とにかく書いておかないと

すぐに忘れてしまうことを、書き残しておきます。

劇評『ザ・空気Ver.2 誰も書いてはならぬ』(二兎社)

2018-08-06 11:41:05 | 演劇
2018年8月5日 シベールアリーナ
作・演出: 永井愛
出演 安田成美 / 眞島秀和 / 馬渕英里何 / 柳下大 / 松尾貴史

この芝居は報道各社の政治部が入居する国会記者会館を舞台にしている。登場するのは、「官邸記者クラブ」に所属する大手新聞社のエリート記者たちだ。この芝居における現政権はあきらかにウソを言っている。国民誰もが気付いていながら他の人が総理をやるよりはまだましなのではないかという理由で支持率が落ちない。もちろん現在の安倍政権そのものであり、観客はそうとるしかない。

エリート記者たちの思惑はそれぞれである。総理大臣と苦楽をともにしたから味方したいと思う人、ジャーナリストとしての正義をつらぬこうとする人、顔色をうかがいながらどっちつかずの立場にいる人。そうみんな空気を読んでいる。あるいは空気をつくろうとしてる。

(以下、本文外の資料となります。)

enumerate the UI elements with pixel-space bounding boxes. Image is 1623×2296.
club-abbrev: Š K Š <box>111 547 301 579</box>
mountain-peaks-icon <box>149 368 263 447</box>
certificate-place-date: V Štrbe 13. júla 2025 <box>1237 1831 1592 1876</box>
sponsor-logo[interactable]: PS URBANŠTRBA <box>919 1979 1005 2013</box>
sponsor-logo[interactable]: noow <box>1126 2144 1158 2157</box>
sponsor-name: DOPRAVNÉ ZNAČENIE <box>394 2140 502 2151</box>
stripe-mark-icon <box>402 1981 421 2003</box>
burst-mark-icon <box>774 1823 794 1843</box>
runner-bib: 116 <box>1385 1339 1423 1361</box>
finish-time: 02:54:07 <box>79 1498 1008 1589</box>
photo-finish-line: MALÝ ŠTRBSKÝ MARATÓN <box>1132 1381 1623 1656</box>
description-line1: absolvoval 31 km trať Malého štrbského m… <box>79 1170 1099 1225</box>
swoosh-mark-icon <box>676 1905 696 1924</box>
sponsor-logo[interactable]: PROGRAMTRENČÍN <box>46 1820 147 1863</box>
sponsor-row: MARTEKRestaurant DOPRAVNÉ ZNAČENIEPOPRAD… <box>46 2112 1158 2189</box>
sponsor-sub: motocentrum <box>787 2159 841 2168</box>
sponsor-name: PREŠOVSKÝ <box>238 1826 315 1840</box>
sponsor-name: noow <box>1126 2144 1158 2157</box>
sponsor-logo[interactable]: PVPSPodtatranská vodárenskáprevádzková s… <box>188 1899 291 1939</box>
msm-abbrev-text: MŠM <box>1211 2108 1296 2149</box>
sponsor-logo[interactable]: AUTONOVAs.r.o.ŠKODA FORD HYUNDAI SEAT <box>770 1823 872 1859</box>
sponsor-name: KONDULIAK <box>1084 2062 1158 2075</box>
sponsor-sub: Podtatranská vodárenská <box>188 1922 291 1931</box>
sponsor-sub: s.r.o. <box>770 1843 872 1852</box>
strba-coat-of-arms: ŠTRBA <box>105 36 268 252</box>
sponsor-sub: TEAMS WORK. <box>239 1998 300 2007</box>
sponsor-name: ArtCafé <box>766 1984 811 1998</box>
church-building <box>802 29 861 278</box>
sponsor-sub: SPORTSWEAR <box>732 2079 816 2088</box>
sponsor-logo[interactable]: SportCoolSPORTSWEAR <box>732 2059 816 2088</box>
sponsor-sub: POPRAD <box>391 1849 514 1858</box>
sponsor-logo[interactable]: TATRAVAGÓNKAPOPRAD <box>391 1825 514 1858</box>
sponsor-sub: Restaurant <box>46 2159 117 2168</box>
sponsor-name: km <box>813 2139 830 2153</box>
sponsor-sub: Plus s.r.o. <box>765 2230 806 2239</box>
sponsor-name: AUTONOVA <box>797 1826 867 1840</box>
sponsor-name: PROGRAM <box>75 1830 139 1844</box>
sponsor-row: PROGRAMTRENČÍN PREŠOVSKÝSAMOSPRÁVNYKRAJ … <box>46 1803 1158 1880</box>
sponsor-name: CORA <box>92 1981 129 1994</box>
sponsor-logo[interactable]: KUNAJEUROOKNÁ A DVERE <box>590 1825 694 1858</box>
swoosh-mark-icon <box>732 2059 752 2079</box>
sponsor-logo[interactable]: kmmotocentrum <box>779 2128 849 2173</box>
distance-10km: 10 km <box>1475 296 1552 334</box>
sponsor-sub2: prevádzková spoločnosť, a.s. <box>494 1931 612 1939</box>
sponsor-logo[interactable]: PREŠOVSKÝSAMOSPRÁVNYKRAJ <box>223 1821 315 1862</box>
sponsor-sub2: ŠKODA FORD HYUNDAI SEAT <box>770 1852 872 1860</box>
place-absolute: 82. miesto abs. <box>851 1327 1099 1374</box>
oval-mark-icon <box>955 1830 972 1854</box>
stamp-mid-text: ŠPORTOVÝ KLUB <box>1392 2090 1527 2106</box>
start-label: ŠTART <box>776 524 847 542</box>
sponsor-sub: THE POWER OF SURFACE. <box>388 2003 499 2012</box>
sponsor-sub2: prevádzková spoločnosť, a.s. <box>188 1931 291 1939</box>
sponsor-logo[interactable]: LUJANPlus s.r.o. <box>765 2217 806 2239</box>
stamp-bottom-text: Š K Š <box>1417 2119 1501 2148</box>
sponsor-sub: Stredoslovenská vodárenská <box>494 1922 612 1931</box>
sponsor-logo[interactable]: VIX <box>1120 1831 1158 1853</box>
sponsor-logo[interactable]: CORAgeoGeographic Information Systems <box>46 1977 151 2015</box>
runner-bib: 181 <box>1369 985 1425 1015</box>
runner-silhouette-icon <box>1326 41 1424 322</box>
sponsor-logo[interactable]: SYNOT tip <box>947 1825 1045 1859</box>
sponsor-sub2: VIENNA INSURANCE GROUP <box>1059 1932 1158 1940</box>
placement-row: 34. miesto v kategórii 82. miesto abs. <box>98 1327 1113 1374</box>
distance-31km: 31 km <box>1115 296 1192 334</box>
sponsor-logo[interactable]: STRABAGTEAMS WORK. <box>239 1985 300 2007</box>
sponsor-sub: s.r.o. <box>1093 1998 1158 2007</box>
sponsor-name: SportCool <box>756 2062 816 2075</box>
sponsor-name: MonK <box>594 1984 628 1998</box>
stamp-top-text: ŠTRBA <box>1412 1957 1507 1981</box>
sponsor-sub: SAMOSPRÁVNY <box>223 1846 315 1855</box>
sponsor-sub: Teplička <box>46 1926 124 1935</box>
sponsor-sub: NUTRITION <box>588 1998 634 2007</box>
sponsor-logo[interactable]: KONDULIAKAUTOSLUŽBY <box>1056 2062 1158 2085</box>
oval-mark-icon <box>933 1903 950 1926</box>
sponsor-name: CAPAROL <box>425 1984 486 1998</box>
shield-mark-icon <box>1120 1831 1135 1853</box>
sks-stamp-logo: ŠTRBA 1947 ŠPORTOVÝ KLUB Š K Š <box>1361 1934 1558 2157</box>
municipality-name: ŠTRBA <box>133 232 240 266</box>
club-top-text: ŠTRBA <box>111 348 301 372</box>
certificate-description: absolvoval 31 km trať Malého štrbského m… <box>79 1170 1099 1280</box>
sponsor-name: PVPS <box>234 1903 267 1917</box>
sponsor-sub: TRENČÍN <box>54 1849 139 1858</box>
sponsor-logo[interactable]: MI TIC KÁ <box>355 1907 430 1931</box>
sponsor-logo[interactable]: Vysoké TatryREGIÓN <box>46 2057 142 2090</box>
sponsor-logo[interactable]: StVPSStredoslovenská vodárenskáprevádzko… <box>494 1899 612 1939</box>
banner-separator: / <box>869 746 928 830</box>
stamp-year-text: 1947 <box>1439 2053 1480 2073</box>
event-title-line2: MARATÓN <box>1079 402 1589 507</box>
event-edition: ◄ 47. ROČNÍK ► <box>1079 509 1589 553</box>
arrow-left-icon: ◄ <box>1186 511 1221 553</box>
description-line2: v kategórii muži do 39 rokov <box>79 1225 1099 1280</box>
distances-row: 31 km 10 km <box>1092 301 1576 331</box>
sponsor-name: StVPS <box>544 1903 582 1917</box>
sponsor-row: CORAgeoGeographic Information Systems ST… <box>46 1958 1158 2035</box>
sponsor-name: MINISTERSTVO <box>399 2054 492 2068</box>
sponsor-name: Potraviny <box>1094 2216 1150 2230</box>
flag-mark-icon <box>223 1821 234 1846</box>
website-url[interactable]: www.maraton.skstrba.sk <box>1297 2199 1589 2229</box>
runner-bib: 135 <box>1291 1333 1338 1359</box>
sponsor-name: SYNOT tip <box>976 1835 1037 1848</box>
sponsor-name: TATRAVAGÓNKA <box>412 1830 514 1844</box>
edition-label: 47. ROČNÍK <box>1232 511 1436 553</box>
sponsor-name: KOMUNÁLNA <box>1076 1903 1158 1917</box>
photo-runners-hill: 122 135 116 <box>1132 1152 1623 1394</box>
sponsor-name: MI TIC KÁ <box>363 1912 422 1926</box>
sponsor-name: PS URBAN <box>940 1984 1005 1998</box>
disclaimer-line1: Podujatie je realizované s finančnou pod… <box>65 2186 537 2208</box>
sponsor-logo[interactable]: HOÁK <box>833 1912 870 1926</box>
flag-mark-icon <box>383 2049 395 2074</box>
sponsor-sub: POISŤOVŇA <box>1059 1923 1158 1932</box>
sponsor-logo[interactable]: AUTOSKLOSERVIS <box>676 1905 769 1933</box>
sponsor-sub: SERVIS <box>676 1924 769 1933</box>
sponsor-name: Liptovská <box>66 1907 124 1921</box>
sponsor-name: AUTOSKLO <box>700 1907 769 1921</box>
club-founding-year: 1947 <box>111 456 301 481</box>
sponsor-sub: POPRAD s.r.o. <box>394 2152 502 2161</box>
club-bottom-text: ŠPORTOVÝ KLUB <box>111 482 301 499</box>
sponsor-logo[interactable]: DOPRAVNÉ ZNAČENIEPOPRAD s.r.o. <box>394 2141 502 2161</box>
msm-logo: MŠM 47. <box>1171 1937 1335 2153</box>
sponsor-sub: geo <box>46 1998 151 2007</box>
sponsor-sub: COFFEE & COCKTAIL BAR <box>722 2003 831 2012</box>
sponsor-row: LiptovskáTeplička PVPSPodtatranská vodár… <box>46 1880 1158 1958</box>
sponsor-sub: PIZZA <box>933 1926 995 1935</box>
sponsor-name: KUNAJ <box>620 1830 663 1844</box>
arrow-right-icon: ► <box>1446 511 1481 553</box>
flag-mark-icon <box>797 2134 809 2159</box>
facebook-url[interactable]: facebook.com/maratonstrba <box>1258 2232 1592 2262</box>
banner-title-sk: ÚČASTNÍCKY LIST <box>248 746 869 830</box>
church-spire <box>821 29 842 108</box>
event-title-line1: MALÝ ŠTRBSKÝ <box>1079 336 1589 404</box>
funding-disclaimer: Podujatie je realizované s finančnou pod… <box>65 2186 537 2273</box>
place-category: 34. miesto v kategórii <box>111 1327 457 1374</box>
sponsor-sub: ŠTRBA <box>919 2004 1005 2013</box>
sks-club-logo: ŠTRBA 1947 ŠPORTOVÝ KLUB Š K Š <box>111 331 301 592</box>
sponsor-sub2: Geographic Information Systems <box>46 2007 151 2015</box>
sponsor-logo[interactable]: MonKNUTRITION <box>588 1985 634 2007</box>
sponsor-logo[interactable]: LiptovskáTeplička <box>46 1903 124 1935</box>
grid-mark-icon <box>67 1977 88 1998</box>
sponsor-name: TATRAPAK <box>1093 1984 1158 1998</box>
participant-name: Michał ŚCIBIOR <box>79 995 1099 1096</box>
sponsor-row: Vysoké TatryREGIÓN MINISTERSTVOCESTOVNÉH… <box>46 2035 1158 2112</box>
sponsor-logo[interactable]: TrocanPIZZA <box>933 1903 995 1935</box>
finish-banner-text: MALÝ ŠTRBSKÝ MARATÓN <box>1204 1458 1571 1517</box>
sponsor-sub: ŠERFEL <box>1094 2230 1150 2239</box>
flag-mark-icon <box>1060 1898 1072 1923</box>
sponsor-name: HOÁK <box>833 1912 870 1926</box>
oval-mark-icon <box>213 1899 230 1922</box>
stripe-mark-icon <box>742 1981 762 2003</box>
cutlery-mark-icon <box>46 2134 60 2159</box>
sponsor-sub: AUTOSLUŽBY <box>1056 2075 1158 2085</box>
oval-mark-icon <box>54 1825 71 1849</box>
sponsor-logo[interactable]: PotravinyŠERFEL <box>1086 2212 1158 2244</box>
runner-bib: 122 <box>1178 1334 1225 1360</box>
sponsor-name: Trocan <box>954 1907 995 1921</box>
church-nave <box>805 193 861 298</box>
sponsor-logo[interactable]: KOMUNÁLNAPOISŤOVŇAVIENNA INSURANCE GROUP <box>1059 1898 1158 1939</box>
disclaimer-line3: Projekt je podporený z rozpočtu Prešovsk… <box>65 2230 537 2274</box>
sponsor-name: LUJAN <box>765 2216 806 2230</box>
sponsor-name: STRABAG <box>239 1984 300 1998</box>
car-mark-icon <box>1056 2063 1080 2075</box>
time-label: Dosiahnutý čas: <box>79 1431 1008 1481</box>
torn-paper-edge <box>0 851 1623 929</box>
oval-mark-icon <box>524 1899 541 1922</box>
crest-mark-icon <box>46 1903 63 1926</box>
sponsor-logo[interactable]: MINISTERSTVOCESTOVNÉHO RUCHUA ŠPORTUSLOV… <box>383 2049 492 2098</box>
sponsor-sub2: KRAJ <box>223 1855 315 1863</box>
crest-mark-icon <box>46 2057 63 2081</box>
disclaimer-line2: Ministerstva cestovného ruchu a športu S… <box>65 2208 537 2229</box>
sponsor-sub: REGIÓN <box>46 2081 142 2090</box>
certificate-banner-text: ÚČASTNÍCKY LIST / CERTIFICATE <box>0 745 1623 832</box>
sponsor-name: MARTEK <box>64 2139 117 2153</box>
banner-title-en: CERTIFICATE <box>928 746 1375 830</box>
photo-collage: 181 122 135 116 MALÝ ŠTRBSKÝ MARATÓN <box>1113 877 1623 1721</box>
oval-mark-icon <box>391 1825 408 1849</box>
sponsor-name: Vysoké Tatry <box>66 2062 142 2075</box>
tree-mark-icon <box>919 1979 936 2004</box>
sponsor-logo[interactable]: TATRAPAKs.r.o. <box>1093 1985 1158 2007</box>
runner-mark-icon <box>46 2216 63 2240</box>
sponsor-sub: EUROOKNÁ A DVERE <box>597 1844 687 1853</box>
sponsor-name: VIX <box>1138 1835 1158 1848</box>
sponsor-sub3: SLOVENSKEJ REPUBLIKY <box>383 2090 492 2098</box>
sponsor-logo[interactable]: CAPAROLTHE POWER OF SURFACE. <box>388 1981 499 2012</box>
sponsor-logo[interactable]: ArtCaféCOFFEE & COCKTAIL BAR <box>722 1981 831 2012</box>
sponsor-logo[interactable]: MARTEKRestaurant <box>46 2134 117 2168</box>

正しいことがわかっていながら、それが実行できないのは苦しみだ。その苦しみと戦いながらも、正しいことが「空気」によって揺さぶられていく。いつの間にか「正しいこと」が本当は正しくないのではないかと思えてしまう一瞬がある。そうなればもはや「正しいこと」の力はなくなる。「空気」の力は軽いようで思い。

戯画化しているのでおもしい。観客は笑いながらその笑いが自分に返ってくることを感じる。後に残るのはおもしろさよりもむなしさである。とてもよくできた芝居である。